A Multi-Model Machine Learning Approach for Monitoring Calories Being Burnt During Workouts Using Smart Calorie Tracer

INTRODUCTION: In today's health-conscious world, accurate calorie monitoring during exercise is crucial for achieving fitness goals and maintaining a healthy lifestyle. However, existing methods often lack precision, driving the need for more reliable tracking systems. This paper explores the use of a multi-model machine learning approach to predict calorie burn during workouts by utilizing a comprehensive dataset. OBJECTIVES: The objective of this paper is to develop a user-friendly program capable of accurately predicting calorie expenditure during exercise, leveraging advanced machine learning techniques. METHODS: Techniques from social network analysis were employed to analyze the dataset, which included information on age, gender, height, weight, workout intensity, and duration. Data preprocessing involved handling missing values, eliminating irrelevant columns, and preparing features for analysis. The dataset was then divided into training and testing sets for model development and evaluation.

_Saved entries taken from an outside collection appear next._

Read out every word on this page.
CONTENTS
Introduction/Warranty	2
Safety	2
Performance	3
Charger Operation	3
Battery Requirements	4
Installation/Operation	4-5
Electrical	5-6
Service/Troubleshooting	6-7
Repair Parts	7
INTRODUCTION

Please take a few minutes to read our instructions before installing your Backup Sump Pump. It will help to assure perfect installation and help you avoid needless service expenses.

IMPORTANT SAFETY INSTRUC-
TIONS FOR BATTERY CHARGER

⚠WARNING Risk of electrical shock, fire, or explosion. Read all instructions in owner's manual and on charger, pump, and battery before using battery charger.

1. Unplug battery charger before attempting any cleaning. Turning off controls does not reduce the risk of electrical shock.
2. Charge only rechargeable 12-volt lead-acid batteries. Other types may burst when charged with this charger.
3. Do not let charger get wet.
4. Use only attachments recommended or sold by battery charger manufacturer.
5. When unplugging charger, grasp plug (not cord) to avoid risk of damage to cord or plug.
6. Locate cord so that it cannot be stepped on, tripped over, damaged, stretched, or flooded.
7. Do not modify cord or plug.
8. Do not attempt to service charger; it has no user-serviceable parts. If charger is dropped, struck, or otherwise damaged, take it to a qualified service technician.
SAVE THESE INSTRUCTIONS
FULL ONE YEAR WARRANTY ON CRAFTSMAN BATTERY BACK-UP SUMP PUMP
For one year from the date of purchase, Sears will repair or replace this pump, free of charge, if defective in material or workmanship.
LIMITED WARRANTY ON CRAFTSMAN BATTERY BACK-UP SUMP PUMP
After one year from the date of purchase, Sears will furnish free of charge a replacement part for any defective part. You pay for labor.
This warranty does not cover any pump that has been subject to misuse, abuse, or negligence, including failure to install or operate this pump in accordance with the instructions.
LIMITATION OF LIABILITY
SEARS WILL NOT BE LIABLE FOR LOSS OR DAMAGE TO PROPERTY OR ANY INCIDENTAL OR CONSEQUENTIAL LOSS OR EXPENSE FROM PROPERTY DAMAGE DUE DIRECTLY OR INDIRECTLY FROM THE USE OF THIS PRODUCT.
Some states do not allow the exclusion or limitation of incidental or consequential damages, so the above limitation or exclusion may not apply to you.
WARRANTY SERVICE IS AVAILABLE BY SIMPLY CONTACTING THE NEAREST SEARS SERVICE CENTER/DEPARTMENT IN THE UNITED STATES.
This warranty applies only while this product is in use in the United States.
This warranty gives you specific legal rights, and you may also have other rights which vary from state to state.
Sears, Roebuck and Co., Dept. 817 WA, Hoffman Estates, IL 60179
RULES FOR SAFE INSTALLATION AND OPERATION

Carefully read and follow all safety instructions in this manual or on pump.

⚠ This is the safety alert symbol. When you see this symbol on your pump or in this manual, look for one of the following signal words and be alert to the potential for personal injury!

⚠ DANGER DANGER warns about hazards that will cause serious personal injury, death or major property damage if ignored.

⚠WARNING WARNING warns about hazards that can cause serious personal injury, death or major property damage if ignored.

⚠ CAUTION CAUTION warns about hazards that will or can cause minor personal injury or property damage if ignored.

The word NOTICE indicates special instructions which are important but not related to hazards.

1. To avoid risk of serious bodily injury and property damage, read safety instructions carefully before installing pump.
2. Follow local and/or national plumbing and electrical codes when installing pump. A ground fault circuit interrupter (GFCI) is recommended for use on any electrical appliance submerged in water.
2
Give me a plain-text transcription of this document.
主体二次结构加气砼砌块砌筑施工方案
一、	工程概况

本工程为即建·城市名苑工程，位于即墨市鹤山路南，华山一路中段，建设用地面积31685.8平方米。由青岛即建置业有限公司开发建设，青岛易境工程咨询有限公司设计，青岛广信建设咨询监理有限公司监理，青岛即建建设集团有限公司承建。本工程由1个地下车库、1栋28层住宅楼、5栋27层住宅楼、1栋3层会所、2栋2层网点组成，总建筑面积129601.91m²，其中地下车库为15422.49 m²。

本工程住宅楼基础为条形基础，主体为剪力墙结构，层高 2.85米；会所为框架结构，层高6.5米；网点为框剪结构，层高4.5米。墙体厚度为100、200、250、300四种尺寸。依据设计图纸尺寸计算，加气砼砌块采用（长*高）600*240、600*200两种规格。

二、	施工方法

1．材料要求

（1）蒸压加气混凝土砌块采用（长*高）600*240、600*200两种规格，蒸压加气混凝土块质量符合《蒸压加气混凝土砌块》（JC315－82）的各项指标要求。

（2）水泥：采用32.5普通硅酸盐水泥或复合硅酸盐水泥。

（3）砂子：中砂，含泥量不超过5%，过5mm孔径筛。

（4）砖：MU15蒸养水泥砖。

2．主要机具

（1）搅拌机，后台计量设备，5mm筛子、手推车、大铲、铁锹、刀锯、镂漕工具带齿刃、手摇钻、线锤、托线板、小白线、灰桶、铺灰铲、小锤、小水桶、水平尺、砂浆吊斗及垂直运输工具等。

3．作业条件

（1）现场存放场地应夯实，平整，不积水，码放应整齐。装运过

Machine learning models, including Neural Networks, AdaBoost, Random Forest, and Gradient Boosting, were chosen based on their performance in regression tasks. RESULTS: The neural network model demonstrated superior performance in predicting calorie burn, outperforming other models in terms of MSE, RMSE, and an R2 score. Data visualization techniques aided in understanding the relationship between variables and calorie burn, highlighting the effectiveness of the neural network model. CONCLUSION: The findings suggest that a multi-model machine learning approach offers a promising solution for accurate calorie tracking during exercise. The neural network model, in particular, shows potential for developing user-friendly calorie monitoring applications. While limitations exist, such as dataset scope and environmental factors, this study lays the groundwork for future advancements in calorie monitoring and contributes to the development of holistic fitness applications. © 2024 Y. Challagundla et al., licensed to EAI.